Le travail au noir, la face amère de la corporation
La liberté ne s’accommode pas de l’absence de droits, comme le journaliste ne peut prétendre bien exercer son métier lorsqu’il ne jouit pas de ses pleins droits.
Si la presse algérienne est victime des barrières et autres blocages imposés par un pouvoir allergique à la liberté de ton, elle n’en est pas moins victime de ses propres conditions de travail en l’absence d’un texte de loi garantissant aux journalistes protection et soutien. Les journalistes qui rendent compte au quotidien des tourments des autres corps de métier ont tendance à oublier leur propre situation. Pourtant, les conditions de travail dans lesquelles ils évoluent ne sont pas des meilleures et sont même en deçà de ce qui doit exister. Sous-payés, non affiliés à la sécurité sociale et privés de prise en charge sociale adéquate, beaucoup de journalistes, à qui il arrive de côtoyer dans l’exercice de leur profession les plus grands de ce monde, exercent leur métier dans l’informel. S’il existe des employeurs qui veillent vigoureusement au respect de la loi en assurant leurs employés journalistes, il en existe d’autres qui ne font pas cas de ces droits.

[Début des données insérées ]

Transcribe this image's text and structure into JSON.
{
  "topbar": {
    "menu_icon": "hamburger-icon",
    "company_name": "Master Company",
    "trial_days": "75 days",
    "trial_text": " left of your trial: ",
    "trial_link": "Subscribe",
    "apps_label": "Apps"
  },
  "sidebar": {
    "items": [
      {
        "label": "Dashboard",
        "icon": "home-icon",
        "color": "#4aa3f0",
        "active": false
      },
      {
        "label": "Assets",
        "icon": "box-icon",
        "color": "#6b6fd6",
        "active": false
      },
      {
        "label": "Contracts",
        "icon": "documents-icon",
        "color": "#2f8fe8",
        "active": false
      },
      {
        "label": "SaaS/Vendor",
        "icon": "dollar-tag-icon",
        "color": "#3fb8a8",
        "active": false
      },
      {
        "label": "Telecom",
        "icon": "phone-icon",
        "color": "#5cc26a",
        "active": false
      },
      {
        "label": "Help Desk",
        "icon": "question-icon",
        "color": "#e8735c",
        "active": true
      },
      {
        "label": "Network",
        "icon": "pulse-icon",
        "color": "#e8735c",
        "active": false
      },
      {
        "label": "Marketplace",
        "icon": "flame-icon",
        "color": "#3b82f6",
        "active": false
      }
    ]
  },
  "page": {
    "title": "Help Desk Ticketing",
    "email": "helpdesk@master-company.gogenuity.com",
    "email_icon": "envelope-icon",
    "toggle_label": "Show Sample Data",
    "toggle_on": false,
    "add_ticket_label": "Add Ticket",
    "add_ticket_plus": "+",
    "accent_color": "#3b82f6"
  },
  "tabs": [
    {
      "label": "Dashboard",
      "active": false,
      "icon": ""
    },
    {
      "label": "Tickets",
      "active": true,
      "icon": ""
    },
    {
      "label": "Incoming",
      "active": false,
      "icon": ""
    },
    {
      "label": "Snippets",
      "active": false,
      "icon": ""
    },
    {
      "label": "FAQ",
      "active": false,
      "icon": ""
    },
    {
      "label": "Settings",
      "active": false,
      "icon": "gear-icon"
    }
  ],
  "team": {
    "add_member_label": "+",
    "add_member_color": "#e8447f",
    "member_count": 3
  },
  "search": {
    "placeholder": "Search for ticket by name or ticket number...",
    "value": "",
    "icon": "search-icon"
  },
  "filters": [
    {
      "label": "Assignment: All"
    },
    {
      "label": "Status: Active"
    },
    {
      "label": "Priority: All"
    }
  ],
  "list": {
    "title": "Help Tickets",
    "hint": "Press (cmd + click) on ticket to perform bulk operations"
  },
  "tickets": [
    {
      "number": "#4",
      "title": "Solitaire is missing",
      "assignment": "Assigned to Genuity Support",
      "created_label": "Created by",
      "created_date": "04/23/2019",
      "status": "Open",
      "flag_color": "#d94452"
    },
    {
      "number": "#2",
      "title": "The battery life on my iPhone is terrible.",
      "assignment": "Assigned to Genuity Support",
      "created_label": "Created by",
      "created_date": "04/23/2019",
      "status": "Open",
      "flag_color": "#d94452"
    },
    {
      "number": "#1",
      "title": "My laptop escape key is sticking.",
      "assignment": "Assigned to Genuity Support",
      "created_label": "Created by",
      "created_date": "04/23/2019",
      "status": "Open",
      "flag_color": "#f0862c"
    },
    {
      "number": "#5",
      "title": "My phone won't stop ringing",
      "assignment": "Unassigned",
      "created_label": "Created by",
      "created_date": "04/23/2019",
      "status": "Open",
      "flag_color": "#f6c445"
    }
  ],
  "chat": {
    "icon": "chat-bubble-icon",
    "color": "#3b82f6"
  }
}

Devant l’absence de contrôle par les services concernés, beaucoup de journaux, notamment ceux de la nouvelle vague, paraissant ces dix dernières années, entretiennent le travail au noir des journalistes. Ces derniers, vulnérables, car sortant à peine de l’université et devant les difficultés de trouver un emploi, acceptent presque malgré eux de travailler sans être déclarés.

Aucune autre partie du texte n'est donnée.